I may be able to help you, check your private messages (PMs).


----------



## snowshovel (May 20, 2013)

sorry for your loss. 

We recently got a puppy from von den brookfields, a breeder in mass. Very happy with the puppy (6 months) so far. You may give it a try. Except the looking (not DDR), the puppy may have everything else you want...brave, calm, smart, medium drive, healthy (so far)...and based on comments from my vet, trainer, neighbors, friends, ... good-looking.


----------



## lauren43 (Jun 14, 2014)

JakodaCD OA said:


> you could also talk to noblecraft canine she is in Canterbury. She may be able to direct you to someone , not sure if she has puppies available



That's where I'm getting my girl from! Def ask Jennifer. Though I know her dogs are more high drive, but she may be able to point you in the right direction.



Sent from Petguide.com Free App


----------



## piebald07 (Jun 10, 2014)

I am definitely looking into all the breeders that have been suggested and I appreciate everyone's replies. Thank you all very much. 

I have a notebook full of notes. 

Thank you all again, I am hopeful that we will find the perfect match for our family soon.


----------



## John C. (Mar 6, 2013)

Hi, I was exactly in the same position you are about 6 months ago and got a lot of the same recommendations you have for working line puppies. I visited Abby Kennels, and met the owner and several of his dogs, all of which I was impressed with. However, you do need to understand that these are real working dogs that are likely to have pretty high drives and a need for some outlet for those drives. Although there's going to be a certain degree of variability within any litter, even the more mellow may have higher drives that you're used to and may view your other pets as squeeky toys.
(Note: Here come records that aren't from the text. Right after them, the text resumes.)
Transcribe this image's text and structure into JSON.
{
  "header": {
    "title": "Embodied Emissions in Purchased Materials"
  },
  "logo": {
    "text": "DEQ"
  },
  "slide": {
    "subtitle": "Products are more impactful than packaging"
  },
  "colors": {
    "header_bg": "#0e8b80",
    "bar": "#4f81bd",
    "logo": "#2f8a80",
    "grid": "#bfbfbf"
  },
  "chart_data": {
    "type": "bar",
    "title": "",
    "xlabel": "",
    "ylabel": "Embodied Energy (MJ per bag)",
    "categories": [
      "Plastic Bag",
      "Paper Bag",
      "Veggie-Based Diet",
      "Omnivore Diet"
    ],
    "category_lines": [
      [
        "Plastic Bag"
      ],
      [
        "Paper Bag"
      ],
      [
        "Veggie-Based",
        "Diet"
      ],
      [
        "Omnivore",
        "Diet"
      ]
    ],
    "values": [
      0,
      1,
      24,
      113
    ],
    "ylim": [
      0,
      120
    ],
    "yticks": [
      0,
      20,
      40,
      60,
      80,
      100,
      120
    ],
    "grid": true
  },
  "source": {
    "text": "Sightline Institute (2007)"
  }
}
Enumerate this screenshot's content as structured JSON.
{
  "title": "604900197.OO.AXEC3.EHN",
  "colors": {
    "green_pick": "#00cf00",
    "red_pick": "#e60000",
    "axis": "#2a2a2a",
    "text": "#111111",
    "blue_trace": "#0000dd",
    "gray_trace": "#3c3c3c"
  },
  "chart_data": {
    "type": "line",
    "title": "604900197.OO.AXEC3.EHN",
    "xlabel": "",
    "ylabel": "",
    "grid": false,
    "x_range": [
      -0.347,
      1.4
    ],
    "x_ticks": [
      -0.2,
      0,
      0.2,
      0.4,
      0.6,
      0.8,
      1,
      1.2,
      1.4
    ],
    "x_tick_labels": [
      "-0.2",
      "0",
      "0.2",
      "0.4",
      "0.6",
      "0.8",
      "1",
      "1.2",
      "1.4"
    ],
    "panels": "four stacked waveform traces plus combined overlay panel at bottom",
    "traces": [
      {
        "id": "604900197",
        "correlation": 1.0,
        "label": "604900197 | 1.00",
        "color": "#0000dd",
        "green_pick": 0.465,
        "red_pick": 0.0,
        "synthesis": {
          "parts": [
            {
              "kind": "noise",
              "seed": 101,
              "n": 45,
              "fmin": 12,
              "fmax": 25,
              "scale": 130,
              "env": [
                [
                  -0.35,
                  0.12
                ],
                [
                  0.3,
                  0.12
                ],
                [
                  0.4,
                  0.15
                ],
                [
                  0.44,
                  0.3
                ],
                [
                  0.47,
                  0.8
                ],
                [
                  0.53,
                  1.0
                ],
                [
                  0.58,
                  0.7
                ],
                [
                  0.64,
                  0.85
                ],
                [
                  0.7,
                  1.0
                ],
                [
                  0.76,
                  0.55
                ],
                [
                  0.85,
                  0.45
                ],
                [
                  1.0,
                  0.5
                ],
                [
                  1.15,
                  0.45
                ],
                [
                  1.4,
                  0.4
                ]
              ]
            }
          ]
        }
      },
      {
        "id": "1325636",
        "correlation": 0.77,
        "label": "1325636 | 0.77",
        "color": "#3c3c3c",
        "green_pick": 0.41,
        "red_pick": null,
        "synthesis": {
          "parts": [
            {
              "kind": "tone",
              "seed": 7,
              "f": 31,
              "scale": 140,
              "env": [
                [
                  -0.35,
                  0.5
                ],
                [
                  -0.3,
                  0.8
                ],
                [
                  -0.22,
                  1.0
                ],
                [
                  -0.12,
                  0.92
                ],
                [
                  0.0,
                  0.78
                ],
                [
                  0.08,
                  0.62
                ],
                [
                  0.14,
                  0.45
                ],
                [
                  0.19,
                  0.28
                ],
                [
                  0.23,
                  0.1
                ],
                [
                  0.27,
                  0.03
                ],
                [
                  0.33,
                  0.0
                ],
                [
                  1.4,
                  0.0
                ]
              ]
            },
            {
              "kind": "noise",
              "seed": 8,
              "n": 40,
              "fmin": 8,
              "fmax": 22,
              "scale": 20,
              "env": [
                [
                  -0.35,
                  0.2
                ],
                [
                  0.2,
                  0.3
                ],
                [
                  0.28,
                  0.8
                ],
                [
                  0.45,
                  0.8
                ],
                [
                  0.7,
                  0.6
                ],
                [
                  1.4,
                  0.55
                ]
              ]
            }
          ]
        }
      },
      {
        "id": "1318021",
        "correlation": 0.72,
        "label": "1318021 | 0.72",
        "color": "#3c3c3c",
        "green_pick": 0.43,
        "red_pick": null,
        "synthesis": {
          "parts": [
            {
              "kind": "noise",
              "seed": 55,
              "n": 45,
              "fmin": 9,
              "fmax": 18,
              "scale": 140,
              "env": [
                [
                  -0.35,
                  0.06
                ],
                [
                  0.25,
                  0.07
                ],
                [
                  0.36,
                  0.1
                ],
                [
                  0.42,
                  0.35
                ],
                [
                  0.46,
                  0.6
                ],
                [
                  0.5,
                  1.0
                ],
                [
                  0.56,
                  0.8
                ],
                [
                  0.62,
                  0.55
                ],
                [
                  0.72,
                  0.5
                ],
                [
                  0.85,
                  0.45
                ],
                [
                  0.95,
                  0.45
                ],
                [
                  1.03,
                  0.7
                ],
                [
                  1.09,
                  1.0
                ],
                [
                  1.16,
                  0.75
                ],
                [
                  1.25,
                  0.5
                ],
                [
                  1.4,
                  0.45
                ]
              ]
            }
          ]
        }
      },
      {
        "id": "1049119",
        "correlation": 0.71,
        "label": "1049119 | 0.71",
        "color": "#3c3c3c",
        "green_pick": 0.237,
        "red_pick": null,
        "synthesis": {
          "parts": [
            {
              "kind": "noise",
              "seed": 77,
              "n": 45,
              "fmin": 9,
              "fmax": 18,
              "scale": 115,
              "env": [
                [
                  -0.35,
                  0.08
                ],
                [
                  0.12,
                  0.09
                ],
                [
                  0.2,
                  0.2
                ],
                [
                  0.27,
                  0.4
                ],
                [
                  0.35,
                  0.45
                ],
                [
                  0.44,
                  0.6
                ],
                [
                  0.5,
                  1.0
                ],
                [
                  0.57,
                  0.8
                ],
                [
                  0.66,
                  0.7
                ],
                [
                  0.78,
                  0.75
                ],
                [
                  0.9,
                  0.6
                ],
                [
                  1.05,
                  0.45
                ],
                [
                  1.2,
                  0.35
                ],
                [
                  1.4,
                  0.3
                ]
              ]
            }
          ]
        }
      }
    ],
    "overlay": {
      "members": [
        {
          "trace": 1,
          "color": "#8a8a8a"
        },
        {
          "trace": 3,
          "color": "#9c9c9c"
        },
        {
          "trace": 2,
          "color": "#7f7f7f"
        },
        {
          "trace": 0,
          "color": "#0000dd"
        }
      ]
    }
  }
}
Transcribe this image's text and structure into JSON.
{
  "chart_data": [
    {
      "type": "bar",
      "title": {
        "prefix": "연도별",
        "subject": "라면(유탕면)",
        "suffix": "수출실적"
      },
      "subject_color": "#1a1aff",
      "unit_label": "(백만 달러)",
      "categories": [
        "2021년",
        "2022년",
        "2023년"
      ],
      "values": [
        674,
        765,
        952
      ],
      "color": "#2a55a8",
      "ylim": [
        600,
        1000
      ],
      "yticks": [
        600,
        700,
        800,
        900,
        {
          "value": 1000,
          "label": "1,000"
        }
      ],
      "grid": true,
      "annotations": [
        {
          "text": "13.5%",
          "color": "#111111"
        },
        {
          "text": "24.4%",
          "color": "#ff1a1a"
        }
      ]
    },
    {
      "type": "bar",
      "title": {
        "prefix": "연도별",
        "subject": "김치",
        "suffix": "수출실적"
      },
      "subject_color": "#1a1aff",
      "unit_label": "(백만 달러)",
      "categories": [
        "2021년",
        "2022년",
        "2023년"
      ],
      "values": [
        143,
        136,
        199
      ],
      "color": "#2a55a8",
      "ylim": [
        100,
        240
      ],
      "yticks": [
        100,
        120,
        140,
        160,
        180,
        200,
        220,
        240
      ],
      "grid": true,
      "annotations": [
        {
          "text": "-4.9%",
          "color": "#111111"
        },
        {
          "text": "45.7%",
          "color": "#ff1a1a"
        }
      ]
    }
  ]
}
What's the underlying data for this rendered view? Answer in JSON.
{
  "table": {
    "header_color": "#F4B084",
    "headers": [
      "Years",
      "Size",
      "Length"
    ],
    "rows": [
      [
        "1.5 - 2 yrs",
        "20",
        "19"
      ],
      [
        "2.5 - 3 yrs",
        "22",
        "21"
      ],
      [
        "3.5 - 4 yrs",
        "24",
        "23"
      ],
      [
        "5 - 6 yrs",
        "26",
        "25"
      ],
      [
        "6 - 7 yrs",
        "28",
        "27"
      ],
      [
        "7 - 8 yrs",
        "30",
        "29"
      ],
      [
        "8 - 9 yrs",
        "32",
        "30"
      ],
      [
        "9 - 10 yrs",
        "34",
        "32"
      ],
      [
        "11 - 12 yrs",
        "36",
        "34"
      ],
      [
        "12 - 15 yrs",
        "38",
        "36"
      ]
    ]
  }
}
I also spoke with the owners of von Hena C and Ryan Haus and was very impressed with both. Both seemed to be very focused on health and temperment and I think they will work hard to match you up with a puppy that is a good fit for your family. However, as I remember, puppies from these breeders tend to go fast, so if you are interested you may have to wait a while for your pup.

Finally, let me add one more kennel to your list, Kavallarie. I was very impressed with the breeder and think she has some great dogs. However, although I have spoken with the owner at length, I have not visited her kennel or met her dogs. They may also be a good distance from where you are, as they are in northern Vermont.

Eventually I went in another direction and got a puppy from West German Show lines, who I've had for about a month and am very happy with. But if you're looking for WGSL, that's a whole other conversation.


----------



## HuskyMal89 (May 19, 2013)

I currently have a male who is still a puppy (5 months)....from timberridge farm in Saco, ME. The breeder is active in IPO and knows her stuff. She does only have Czech line dogs but they are great dogs to be around...very social and confident. All her dogs work or have done IPO work and have been HD/ED cleared. Allergies are a crap shoot but I can say that so far my male has had no problems and is very quick to learn and eager to please. Most of her pups get placed with pet homes and from what I understand do very well....especially in the lifestyle you described as yours. I will attach a photo of him for you to take a look at..good luck in your search! You could also broaden your horizons as well if you wanted...a lot of great breeders in NA with DDR dogs but not too many in New England that I know of...haven't looked hard though....


----------